Create and debug an EMR node

After the preparations are complete, you can create, compile, and run an EMR node in DataWorks. When you create and debug an EMR node, take note of the following items:
  • Advanced parameters
    • "USE_GATEWAY":true: If you set this parameter to true, the node is automatically committed to the gateway cluster that is associated with the EMR cluster. The default value is false, which indicates that the node is committed to the master node of the EMR cluster.
    • "SPARK_CONF": "--conf spark.driver.memory=2g --conf xxx=xxx": the parameters that are required to run Spark jobs. You can configure multiple parameters in the --conf xxx=xxx format.
    • "queue": the scheduling queue to which jobs are committed. Default value: default.
      Note Queues that you configure by using this parameter have a higher priority than the queues that you configure when you associate an EMR cluster with a DataWorks workspace.
    • "vcores": the number of CPU cores. Default value: 1. We recommend that you use the default value.
    • "memory": the memory that is allocated to the launcher. Default value: 2048. We recommend that you use the default value.
    • "priority": the priority. Default value: 1.
    • "FLOW_SKIP_SQL_ANALYZE": the manner in which SQL statements are executed. The value false indicates that only one SQL statement is executed at a time. The value true indicates that multiple SQL statements are executed at a time.
  • Debugging
    If parameters are used in the code of the node, you must declare these parameters in the Parameters field on the Properties tab and click Run with Parameters to start debugging. Run with Parameters

Data Map

Before you use DataWorks to collect metadata from EMR, you must check whether the configurations of the EMR cluster associated with your DataWorks workspace meet the requirements.
  1. In the EMR console, check whether the configurations for the hive.metastore.pre.event.listeners and hive.exec.post.hooks parameters take effect. Data Map for EMR
  2. Configure the parameters that are required to collect metadata on the DataMap page in the DataWorks console.
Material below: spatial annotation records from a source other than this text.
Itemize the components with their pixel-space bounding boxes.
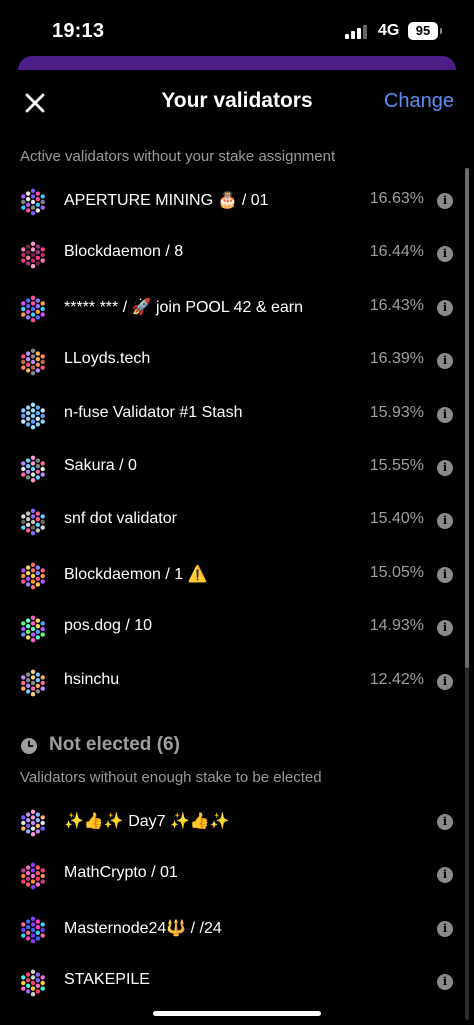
validator-row[interactable]: ✨👍✨ Day7 ✨👍✨ i bbox=[0, 796, 474, 849]
validator-name: LLoyds.tech bbox=[64, 350, 151, 368]
validator-name: STAKEPILE bbox=[64, 971, 150, 989]
validator-avatar bbox=[19, 969, 47, 997]
validator-row[interactable]: STAKEPILE i bbox=[0, 956, 474, 1009]
identicon-icon bbox=[21, 969, 45, 997]
info-icon[interactable]: i bbox=[437, 566, 453, 583]
validator-row[interactable]: ***** *** / 🚀 join POOL 42 & earn 16.43% i bbox=[0, 282, 474, 335]
validator-commission: 16.39% bbox=[369, 350, 424, 368]
validator-commission: 16.63% bbox=[369, 190, 424, 207]
info-icon[interactable]: i bbox=[437, 673, 453, 690]
validator-name: Sakura / 0 bbox=[64, 457, 137, 474]
validator-row[interactable]: LLoyds.tech 16.39% i bbox=[0, 335, 474, 388]
home-indicator[interactable] bbox=[153, 1011, 321, 1016]
validator-avatar bbox=[19, 615, 47, 643]
validator-name: APERTURE MINING 🎂 / 01 bbox=[64, 192, 269, 209]
network-type: 4G bbox=[378, 22, 400, 39]
info-icon[interactable]: i bbox=[437, 460, 453, 476]
validator-row[interactable]: hsinchu 12.42% i bbox=[0, 656, 474, 709]
validator-row[interactable]: n-fuse Validator #1 Stash 15.93% i bbox=[0, 389, 474, 442]
validator-name: Blockdaemon / 1 ⚠️ bbox=[64, 565, 208, 583]
validator-row[interactable]: snf dot validator 15.40% i bbox=[0, 495, 474, 548]
validator-row[interactable]: Sakura / 0 15.55% i bbox=[0, 442, 474, 495]
identicon-icon bbox=[21, 809, 45, 837]
info-icon[interactable]: i bbox=[437, 299, 453, 316]
not-elected-description: Validators without enough stake to be el… bbox=[20, 769, 322, 786]
signal-icon bbox=[345, 25, 371, 39]
identicon-icon bbox=[21, 402, 45, 429]
validator-commission: 16.44% bbox=[369, 243, 424, 261]
identicon-icon bbox=[21, 455, 45, 483]
validator-name: ***** *** / 🚀 join POOL 42 & earn bbox=[64, 298, 304, 316]
identicon-icon bbox=[21, 295, 45, 323]
validator-row[interactable]: MathCrypto / 01 i bbox=[0, 849, 474, 902]
validator-avatar bbox=[19, 241, 47, 269]
identicon-icon bbox=[21, 669, 45, 696]
identicon-icon bbox=[21, 615, 45, 643]
info-icon[interactable]: i bbox=[437, 246, 453, 263]
validator-row[interactable]: Blockdaemon / 1 ⚠️ 15.05% i bbox=[0, 549, 474, 602]
info-icon[interactable]: i bbox=[437, 353, 453, 370]
info-icon[interactable]: i bbox=[437, 406, 453, 423]
status-bar: 19:13 4G 95 bbox=[0, 0, 474, 58]
identicon-icon bbox=[21, 916, 45, 944]
validator-name: Blockdaemon / 8 bbox=[64, 243, 184, 261]
identicon-icon bbox=[21, 348, 45, 376]
validator-avatar bbox=[19, 809, 47, 837]
validator-row[interactable]: Blockdaemon / 8 16.44% i bbox=[0, 228, 474, 281]
battery-icon: 95 bbox=[408, 22, 438, 40]
validator-commission: 16.43% bbox=[369, 296, 424, 314]
battery-tip bbox=[440, 28, 442, 34]
active-section-description: Active validators without your stake ass… bbox=[20, 148, 336, 165]
validator-row[interactable]: pos.dog / 10 14.93% i bbox=[0, 602, 474, 655]
validator-row[interactable]: Masternode24🔱 / /24 i bbox=[0, 903, 474, 956]
validator-avatar bbox=[19, 348, 47, 376]
info-icon[interactable]: i bbox=[437, 513, 453, 530]
info-icon[interactable]: i bbox=[437, 193, 453, 209]
validator-avatar bbox=[19, 669, 47, 697]
status-time: 19:13 bbox=[52, 20, 105, 42]
validator-avatar bbox=[19, 295, 47, 323]
validator-commission: 15.40% bbox=[369, 510, 424, 528]
scrollbar-thumb[interactable] bbox=[465, 168, 469, 668]
validator-name: hsinchu bbox=[64, 670, 120, 688]
validator-commission: 15.93% bbox=[369, 403, 424, 421]
clock-icon bbox=[21, 738, 37, 754]
info-icon[interactable]: i bbox=[437, 920, 453, 937]
validator-avatar bbox=[19, 455, 47, 483]
validator-avatar bbox=[19, 508, 47, 536]
validator-name: pos.dog / 10 bbox=[64, 617, 153, 635]
scrollbar[interactable] bbox=[465, 168, 469, 1020]
validator-name: snf dot validator bbox=[64, 510, 177, 528]
not-elected-title: Not elected (6) bbox=[49, 734, 180, 755]
info-icon[interactable]: i bbox=[437, 620, 453, 637]
validator-commission: 12.42% bbox=[369, 670, 424, 688]
validator-avatar bbox=[19, 916, 47, 944]
validator-name: n-fuse Validator #1 Stash bbox=[64, 403, 243, 421]
validator-commission: 15.05% bbox=[369, 563, 424, 581]
identicon-icon bbox=[21, 188, 45, 216]
identicon-icon bbox=[21, 241, 45, 269]
validator-avatar bbox=[19, 862, 47, 890]
validator-avatar bbox=[19, 402, 47, 430]
identicon-icon bbox=[21, 508, 45, 536]
info-icon[interactable]: i bbox=[437, 974, 453, 991]
validator-avatar bbox=[19, 188, 47, 216]
change-button[interactable]: Change bbox=[384, 90, 454, 113]
info-icon[interactable]: i bbox=[437, 814, 453, 830]
validator-name: MathCrypto / 01 bbox=[64, 864, 178, 882]
info-icon[interactable]: i bbox=[437, 867, 453, 884]
identicon-icon bbox=[21, 862, 45, 890]
validator-name: Masternode24🔱 / /24 bbox=[64, 919, 222, 937]
validator-avatar bbox=[19, 562, 47, 590]
validator-name: ✨👍✨ Day7 ✨👍✨ bbox=[64, 813, 230, 830]
validator-commission: 14.93% bbox=[369, 617, 424, 635]
validator-commission: 15.55% bbox=[369, 457, 424, 474]
validator-row[interactable]: APERTURE MINING 🎂 / 01 16.63% i bbox=[0, 175, 474, 228]
identicon-icon bbox=[21, 562, 45, 590]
For more information, see Collect and view metadata.

FAQ: Why does an EMR node fail to be committed?

  • Problem description
    The following error message is returned when an EMR node is committed in DataWorks.
    Note The error message does not indicate that the node failed to run.
    >>> [2021-07-29 07:49:05][INFO   ][InteractiveJobSubmitter]: Fail to submit job: ### ErrorCode: E00007
    
    java.io.IOException: Request Failed, code=500, message=
    
            at com.aliyun.emr.flow.agent.client.protocol.impl.FlowAgentClientRestProtocolImpl.exchange(FlowAgentClientRestProtocolImpl.java:146)
    
           
  • Possible causes

    The FlowAgent component of the EMR cluster is required to integrate EMR into DataWorks. If the preceding error message is returned, the cause may lie in the FlowAgent component.

  • Solution
    Restart the FlowAgent component.
    1. Visit the FlowAgent page.

      By default, the FlowAgent page cannot be directly visited from the EMR console. Therefore, you need to visit the page of a component, and then modify the URL to visit the FlowAgent page.

      HDFS is used in the example. After you go to the HDFS service page of an EMR cluster, the URL of the HDFS service page is shown as https://emr.console.aliyun.com/#/cn-hangzhou/cluster/C-XXXXXXXXXXXXXX/service/HDFS. You need to change the component name HDFS at the end of the URL to EMRFLOW. The complete URL is shown as https://emr.console.aliyun.com/#/cn-hangzhou/cluster/C-XXXXXXXXXXXXXX/service/EMRFLOW.

    2. Restart the FlowAgent component.

      In the upper-right corner of the FlowAgent page, choose Actions > Restart All Components.